U.S. Stocks: S&P 500 closed at 7,337.02 (-0.38%), Nasdaq closed at 25,806.20 (-0.13%), Dow Jones fell 313 points (-0.63%), and Russell 2000 dropped 1.74%. Profit-taking dominated, with no significant negative catalysts. ARM fell 7.3% intraday (due to AGI CPU supply constraints), while McDonald’s rose 3.3% (low-income consumers still buying McChicken sandwiches). After hours, Datadog surged 30% (full-year guidance significantly exceeded), while Coinbase reported a loss (Q1 crypto market weakness).
Oil/Gold: Brent closed at $97.93, WTI closed at $91.73, remaining below $100 for two consecutive days, but futures rebounded overnight, pushing Brent back above $100. Iran is reviewing the 14-point proposal but stated that "the U.S. must pay compensation." Gold held at $4,718.
Cryptocurrency: Bitcoin retreated from $82,000 and closed between $80,500 and $80,800, holding above $80,000. The key technical resistance level is currently $81,486 (the cost basis of short-term holders); breaking above it signals a bullish trend, while failing to hold it suggests a short-term top.
Today, there's only one question: What will the non-farm payrolls data be?

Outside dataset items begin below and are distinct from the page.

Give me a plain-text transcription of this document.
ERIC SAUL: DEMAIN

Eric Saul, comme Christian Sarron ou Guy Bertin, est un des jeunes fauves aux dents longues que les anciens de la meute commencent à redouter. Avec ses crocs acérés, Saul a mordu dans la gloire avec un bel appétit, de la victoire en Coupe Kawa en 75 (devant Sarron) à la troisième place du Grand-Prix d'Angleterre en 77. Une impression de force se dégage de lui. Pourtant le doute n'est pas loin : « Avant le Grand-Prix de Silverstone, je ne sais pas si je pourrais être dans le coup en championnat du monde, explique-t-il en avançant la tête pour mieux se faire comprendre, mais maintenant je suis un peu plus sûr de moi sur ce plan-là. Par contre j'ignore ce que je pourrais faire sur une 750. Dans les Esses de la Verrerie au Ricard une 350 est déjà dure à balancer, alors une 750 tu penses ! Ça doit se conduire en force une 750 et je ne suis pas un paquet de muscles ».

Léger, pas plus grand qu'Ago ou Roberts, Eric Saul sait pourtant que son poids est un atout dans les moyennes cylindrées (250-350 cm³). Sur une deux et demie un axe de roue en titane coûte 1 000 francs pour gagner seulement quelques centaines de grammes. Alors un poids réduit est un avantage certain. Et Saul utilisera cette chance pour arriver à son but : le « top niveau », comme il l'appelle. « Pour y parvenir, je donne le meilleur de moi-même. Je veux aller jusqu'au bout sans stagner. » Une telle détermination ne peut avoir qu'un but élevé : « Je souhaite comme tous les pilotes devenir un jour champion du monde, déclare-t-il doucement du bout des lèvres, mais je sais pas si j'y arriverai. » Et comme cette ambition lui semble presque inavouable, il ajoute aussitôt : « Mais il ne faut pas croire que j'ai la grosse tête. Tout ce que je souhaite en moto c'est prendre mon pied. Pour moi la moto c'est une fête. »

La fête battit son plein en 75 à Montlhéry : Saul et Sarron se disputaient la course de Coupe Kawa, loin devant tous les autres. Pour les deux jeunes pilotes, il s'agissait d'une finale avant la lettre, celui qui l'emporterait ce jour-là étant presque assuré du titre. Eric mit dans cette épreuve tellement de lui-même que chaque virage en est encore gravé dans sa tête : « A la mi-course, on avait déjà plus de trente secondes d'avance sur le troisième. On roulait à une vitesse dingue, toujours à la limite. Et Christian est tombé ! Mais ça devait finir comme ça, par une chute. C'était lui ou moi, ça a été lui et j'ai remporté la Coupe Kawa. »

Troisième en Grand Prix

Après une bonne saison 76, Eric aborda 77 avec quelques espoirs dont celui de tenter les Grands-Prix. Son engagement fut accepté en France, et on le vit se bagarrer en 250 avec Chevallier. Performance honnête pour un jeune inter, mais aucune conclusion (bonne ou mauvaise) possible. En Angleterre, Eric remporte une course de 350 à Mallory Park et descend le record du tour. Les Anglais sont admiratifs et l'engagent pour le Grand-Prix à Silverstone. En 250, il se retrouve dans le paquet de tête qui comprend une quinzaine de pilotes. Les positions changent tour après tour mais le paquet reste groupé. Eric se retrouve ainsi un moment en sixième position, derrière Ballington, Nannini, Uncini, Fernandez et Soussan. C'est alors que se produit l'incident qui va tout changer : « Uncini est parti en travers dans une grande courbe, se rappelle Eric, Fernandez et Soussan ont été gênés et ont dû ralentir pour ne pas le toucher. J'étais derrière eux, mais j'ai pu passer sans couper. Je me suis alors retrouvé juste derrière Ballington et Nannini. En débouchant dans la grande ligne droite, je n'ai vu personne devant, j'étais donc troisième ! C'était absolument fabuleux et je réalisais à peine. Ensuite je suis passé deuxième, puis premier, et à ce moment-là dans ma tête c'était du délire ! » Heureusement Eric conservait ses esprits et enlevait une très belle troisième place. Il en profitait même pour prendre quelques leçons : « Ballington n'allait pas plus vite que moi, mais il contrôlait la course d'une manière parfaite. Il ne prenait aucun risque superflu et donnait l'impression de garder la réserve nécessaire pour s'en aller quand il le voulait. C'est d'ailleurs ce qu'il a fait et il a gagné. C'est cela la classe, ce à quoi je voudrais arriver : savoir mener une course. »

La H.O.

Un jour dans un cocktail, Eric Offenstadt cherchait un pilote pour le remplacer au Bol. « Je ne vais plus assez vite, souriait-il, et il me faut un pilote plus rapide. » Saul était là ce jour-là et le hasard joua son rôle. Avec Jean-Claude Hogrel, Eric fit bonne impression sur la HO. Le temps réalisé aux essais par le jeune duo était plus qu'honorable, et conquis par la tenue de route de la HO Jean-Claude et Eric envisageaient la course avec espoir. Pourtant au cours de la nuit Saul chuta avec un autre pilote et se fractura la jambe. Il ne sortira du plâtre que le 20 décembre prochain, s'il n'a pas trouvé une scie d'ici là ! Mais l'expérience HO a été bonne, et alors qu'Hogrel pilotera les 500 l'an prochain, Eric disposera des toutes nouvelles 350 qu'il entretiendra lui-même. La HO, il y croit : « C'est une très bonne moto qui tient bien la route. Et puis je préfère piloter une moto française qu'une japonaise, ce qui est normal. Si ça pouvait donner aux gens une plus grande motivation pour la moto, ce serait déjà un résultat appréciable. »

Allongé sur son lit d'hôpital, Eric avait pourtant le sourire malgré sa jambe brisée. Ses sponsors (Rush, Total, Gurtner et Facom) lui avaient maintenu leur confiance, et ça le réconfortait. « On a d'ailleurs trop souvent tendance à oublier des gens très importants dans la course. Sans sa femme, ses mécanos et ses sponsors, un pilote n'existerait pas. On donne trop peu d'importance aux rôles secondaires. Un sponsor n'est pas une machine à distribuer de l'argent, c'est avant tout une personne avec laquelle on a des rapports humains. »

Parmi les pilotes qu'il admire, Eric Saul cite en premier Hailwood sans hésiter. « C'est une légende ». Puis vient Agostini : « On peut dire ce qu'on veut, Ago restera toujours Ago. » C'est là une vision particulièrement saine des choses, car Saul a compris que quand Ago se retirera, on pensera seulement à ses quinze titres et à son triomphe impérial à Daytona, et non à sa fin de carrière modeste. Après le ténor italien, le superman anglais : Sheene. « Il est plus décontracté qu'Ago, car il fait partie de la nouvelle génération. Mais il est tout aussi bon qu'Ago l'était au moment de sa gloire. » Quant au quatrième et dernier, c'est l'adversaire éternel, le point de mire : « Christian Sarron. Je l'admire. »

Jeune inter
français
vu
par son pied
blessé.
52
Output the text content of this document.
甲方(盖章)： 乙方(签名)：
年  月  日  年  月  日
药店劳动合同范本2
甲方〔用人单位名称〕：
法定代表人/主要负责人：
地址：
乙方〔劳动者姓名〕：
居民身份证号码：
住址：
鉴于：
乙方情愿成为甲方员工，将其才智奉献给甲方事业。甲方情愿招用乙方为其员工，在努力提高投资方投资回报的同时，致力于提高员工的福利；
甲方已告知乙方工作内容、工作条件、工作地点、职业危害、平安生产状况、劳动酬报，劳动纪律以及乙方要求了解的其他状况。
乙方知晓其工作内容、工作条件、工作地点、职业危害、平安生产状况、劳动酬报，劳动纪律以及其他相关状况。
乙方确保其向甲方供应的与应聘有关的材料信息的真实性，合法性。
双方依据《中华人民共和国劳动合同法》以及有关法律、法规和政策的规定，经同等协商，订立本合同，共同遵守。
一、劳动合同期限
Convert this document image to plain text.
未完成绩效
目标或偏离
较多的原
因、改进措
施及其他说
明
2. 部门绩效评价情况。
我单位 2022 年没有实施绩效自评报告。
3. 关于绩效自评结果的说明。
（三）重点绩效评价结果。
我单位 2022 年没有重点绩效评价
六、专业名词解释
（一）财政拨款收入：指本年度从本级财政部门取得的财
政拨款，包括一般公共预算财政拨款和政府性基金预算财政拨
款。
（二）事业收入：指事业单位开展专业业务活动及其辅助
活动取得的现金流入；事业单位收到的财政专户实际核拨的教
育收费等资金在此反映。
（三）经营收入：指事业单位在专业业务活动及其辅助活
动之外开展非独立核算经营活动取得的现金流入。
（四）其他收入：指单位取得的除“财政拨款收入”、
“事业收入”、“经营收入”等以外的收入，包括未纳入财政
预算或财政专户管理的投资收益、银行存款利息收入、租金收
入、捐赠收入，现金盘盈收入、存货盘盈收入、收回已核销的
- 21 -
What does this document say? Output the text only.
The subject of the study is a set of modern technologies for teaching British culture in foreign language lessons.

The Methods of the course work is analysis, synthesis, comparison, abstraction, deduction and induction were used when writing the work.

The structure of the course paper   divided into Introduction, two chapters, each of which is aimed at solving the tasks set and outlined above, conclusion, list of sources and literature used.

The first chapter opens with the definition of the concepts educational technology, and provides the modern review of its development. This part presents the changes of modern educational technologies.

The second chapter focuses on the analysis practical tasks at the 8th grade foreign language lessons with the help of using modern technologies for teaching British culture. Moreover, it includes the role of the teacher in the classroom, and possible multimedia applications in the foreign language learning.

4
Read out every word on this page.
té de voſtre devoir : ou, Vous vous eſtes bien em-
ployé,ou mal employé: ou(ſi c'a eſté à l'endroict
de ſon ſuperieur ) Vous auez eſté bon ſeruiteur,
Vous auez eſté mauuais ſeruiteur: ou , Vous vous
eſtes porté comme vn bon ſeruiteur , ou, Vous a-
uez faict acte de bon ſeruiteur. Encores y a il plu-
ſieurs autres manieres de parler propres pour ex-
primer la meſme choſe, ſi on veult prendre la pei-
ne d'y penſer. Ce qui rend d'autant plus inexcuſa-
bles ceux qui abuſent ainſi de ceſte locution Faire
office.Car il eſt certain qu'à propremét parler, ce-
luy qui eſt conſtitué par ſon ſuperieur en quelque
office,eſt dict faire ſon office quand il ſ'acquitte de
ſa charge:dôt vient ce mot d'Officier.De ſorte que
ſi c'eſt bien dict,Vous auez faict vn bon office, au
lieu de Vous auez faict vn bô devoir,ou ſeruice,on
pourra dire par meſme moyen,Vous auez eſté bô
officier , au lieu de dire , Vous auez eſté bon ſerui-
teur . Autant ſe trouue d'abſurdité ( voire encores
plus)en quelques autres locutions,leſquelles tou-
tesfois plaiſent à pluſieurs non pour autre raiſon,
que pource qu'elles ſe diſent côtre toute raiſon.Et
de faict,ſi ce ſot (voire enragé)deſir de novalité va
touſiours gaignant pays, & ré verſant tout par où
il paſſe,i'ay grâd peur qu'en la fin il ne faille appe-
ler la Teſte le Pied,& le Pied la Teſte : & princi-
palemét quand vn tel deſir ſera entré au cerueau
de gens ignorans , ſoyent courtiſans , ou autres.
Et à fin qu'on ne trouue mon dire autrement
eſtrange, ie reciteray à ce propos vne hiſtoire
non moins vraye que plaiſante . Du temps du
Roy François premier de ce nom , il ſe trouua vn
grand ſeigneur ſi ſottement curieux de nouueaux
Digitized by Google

Market expectations call for 55,000 new jobs added in April and an unemployment rate of 4.5%. If the numbers align closely with expectations, it would clearly confirm that the Iran conflict is weighing on the labor market, unexpectedly opening policy space for the Fed. Weak employment combined with stabilizing inflation could reignite expectations of rate cuts, which would be positive for both equities and Bitcoin. If the data comes in significantly stronger than expected (e.g., over 100,000), it would suggest continued resilience in the labor market, prompting the Fed to hold rates steady or even consider hikes, putting pressure on high-valuation sectors.
Two outcomes, with the market reacting in completely opposite ways. Today’s non-farm payrolls report is the last card on the table this week.